Tuesday, August 06, 2013

Is Pittsburgh's economy actually doing better than we think it is?

I know very few folks will read another word once I point out this is all about a major change in economic accounting related to expanded capitalization of intellectual property products and a change to accrual accounting for defined benefit pension plans. Yet it really could be important for Pittsburgh.
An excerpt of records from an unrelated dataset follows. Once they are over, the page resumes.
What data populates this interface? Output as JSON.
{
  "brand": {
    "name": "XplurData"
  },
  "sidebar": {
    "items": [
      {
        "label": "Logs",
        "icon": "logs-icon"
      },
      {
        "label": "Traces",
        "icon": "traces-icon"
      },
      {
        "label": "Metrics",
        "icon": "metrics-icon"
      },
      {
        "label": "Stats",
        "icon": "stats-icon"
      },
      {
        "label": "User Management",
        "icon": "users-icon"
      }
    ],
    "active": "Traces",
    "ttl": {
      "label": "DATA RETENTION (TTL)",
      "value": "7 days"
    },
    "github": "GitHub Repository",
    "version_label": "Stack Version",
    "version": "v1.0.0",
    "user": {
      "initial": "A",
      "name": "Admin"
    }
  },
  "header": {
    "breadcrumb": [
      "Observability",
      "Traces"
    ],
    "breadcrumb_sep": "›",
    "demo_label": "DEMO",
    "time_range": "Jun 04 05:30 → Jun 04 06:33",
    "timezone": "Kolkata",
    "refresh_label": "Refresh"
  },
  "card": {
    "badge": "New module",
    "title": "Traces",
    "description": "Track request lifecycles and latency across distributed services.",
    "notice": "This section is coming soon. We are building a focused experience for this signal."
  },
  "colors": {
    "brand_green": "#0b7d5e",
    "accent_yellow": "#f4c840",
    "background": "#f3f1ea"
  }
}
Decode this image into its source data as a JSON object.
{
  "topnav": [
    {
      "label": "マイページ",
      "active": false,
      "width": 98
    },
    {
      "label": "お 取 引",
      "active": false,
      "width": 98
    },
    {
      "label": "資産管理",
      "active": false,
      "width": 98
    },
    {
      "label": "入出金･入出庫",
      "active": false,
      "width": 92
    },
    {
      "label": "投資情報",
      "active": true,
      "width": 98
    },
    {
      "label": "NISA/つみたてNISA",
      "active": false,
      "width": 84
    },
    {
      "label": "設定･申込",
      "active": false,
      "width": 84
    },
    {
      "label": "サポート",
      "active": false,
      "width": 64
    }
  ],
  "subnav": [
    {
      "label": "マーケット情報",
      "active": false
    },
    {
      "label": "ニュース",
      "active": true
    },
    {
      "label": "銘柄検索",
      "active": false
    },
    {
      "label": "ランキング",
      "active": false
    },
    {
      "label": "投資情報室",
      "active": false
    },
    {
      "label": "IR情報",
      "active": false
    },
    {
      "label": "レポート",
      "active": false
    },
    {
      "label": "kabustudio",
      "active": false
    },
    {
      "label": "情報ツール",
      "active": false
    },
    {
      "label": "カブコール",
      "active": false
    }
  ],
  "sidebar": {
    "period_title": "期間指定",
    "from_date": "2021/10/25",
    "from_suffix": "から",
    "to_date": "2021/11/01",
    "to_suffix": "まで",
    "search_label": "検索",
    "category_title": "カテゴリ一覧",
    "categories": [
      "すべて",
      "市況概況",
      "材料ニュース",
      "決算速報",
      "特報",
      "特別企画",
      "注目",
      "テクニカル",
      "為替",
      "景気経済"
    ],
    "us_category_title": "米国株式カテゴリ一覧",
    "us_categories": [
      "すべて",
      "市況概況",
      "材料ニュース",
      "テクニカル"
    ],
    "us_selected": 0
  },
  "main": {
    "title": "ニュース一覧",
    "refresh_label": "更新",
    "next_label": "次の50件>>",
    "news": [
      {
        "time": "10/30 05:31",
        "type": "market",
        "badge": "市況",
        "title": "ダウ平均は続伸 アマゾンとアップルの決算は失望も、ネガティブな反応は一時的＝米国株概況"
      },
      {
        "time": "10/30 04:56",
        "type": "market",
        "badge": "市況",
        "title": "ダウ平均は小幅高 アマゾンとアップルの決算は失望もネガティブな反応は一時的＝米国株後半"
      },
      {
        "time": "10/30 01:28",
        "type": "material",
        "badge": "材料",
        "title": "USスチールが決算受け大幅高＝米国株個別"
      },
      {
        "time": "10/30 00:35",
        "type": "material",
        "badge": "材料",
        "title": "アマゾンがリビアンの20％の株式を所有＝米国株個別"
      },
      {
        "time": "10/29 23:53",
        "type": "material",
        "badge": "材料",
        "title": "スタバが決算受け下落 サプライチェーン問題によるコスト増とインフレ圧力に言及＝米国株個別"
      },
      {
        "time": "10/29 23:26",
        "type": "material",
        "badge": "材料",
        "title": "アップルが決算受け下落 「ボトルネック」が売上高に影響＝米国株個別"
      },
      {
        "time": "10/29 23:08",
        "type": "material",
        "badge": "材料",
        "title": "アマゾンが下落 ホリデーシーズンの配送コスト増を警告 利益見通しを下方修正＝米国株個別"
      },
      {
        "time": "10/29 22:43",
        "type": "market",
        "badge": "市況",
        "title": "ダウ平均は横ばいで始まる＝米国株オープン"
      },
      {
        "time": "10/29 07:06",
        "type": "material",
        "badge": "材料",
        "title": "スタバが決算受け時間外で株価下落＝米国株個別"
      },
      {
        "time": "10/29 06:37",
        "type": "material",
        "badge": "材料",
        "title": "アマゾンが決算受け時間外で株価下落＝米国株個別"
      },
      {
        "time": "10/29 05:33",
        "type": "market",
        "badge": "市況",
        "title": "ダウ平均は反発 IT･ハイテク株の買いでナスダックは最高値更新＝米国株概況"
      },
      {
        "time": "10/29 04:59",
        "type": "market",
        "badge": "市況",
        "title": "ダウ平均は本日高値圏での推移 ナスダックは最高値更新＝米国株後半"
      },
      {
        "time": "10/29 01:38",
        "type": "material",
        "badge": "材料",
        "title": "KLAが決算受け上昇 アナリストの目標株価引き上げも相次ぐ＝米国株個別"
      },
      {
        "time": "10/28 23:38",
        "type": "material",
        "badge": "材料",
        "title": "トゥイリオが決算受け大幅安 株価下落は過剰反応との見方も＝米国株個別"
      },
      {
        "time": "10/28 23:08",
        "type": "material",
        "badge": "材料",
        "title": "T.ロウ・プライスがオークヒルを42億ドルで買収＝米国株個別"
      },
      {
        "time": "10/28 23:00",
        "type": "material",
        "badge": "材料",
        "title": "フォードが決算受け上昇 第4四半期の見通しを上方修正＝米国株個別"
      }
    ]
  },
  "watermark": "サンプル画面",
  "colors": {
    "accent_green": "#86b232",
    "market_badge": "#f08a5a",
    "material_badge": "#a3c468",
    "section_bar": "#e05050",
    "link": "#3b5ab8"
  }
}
Measuring the size of the economy is a big deal. Today the economic metric above all others is Gross Domestic product (GDP).   It also has not been as consistent over time as you might think.  Revisions big and small happen routinely. It has not always been the top measure either. 20 years ago old farts including this author will remember when the top dog of economic statistics was GNP, or gross national product.  GNP still exists as a metric, but a couple decades ago the star chamber of economists decreed that a slightly different metric called GDP,was a better way to measure the size of the economy. The simple story of the difference has to do with whether you are measuring value added by ownership or not. With the rise of multinational firms, it made less sense to look at the production of American owned firms as a basis for measuring growth in the economy. You had to look at where production was taking place. But enough on that, just perspective that not all numbers stay the same.

It turns out that GDP in itself does not quite have a static defintion.  What goes into the pot, so to speak, gets revised routinely.  Just last month a relatively bigger revision took place in GDP calculation.  The change of note for Pittsburgh is that a greater amount of expenditures for research and development are henceforth to be counted as investment spending. Who does a lot of research and development?  Just look around town.  For those who want to dig into the weeds even further here is the official description of one big change going forward:
Expenditures by business, government, and nonprofit institutions serving households (NPISH) for research and development (R&D) are recognized as fixed investment.  The new treatment improves BEA’s measures of fixed investment and allows users to better measure the effects of innovation and intangible assets on the economy. BEA July 31, 2013  emphasis added

The change in how R&D is capitalized added just under $400 billion to the calculated size of the US economy. Some have been written on this already, probably more clearly than I am doing. See Daily Beast: New Calculations of U.S. GDP Finally Take Research and Development Into Account. If I've lost you, read it from others. One writer at Forbes puts it in a more succinct perspective: Did 'Kramer, Hawkeye, And Fonzie' Goose GDP? (always resort to MASH analogies if desperate). Most of the esoteric punditry has had a national perspective. Unsurprisingly, the small bit of local/regional notice has come from some higher tech regions such as Seattle. Seattle Times: The story behind the new and improved GDP number. I'd argue this all has as much impact on measuring Pittsburgh's economy as it does Seattle's.

Why? This all could have some disproportionate implications for Pittsburgh.  The latest national GDP calculations released (2012 US GDP - $16.2 trillion) have implemented this change, but there have been no new metropolitan level GDP data released as yet.  Metro level GDP has only been released up to 2011 as yet. 2011 Pittsburgh MSA GDP  was $117 billion and its growth over 2010 was a pretty respectable +4.8%, before any of these changes were implemented. 

When we see MSA level data that account for R&D the same way, we may learn that the Pittsburgh economy is not only bigger than we think it is, and possibly that it has been growing faster than previously thought in recent years.  All the things we talk a lot about, to include research expenditures at local universities (see the emphasis on nonprofit institutions noted above), to a lot of the research expenditures at local tech firms (cough... Google... cough) are all going to contribute greater amount to Pittsburgh's metro region GDP than previously were being used in the calculations. The marginal $billion or two.. or three... that this accounting change might add to the size of Pittsburgh's economy would go a long way to explain some of the recent positive economic trends that still seem to befuddle many a nabob around town.

So we will have to wait and see for hard data. Lots of positive buzz about Pittsburgh of late. Folks looking at employment, earnings, labor force and real estate prices will all see generally positive trends compared to other regions, and certainly compared to any time in Pittsburgh's recent past.  Maybe the latest changes to GDP calculations are going to better explain what is really going on here?


Anonymous The Wiz said...

If R & D and intellectual activities have such an impact on Pittsburgh economics, what do the charts for Silicon Valley look like?

Wednesday, August 07, 2013 8:35:00 AM  
Anonymous BrianTH said...

Great questions, Chris, and I will look forward to finding out the answers.

Incidentally, as The Wiz is suggesting, Pittsburgh won't be the MSA most affected in gross terms by a long shot, and probably will be at least a good ways down the list in terms of percentage increase (but likely higher than average). However, I'm particularly interested in seeing how this revision affects our understanding of local trends.